According to the Washington Post:
Holder’s action represents the most sweeping check on police power to confiscate personal property since the seizures began three decades ago as part of the war on drugs.
Since 2008, thousands of local and state police agencies have made more than 55,000 seizures of cash and property worth $3 billion under a civil asset forfeiture program at the Justice Department called Equitable Sharing.
The program has enabled local and state police to make seizures and then have them “adopted” by federal agencies, which share in the proceeds. The program allowed police departments and drug task forces to keep up to 80 percent of the proceeds of the adopted seizures, with the rest going to federal agencies.
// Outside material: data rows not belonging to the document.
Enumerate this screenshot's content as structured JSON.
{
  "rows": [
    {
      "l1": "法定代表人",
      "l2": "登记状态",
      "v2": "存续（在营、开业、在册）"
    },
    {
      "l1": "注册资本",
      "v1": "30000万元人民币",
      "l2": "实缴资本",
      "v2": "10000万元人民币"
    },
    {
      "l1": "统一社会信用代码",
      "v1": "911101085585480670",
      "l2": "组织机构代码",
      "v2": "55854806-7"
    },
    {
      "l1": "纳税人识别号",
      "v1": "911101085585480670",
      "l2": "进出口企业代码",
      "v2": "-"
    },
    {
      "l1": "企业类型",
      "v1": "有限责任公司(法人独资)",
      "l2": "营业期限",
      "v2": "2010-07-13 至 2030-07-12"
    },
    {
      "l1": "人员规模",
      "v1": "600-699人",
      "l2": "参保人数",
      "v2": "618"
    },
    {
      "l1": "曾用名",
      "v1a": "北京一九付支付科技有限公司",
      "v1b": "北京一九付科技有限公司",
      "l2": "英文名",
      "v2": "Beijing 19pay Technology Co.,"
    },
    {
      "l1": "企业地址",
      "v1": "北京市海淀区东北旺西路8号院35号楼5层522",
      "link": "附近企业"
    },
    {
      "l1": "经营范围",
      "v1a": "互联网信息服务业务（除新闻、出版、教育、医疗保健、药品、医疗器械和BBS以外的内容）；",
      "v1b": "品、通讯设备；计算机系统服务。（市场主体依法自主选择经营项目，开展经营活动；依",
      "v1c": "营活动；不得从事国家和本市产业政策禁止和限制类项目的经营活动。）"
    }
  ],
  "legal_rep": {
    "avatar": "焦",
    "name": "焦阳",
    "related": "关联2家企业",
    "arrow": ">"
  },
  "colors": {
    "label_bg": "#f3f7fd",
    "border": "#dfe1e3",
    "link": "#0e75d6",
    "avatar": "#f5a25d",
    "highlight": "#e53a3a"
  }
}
While police can continue to make seizures under their own state laws, the federal program was easy to use and required most of the proceeds from the seizures to go to local and state police departments. Many states require seized proceeds to go into the general fund.
A Justice official, who spoke on the condition of anonymity in order to discuss the attorney general’s motivation, said Holder “also believes that the new policy will eliminate any possibility that the adoption process might unintentionally incentivize unnecessary stops and seizures.”
The old policy allowed law enforcement to take and keep people’s cash and property on the pretense of things like the scent of marijuana, even if none is found in their possession. Since the proceeds go directly to local police budgets, some argue that this was one of the primary reasons for law enforcement’s continued opposition to marijuana policy reform.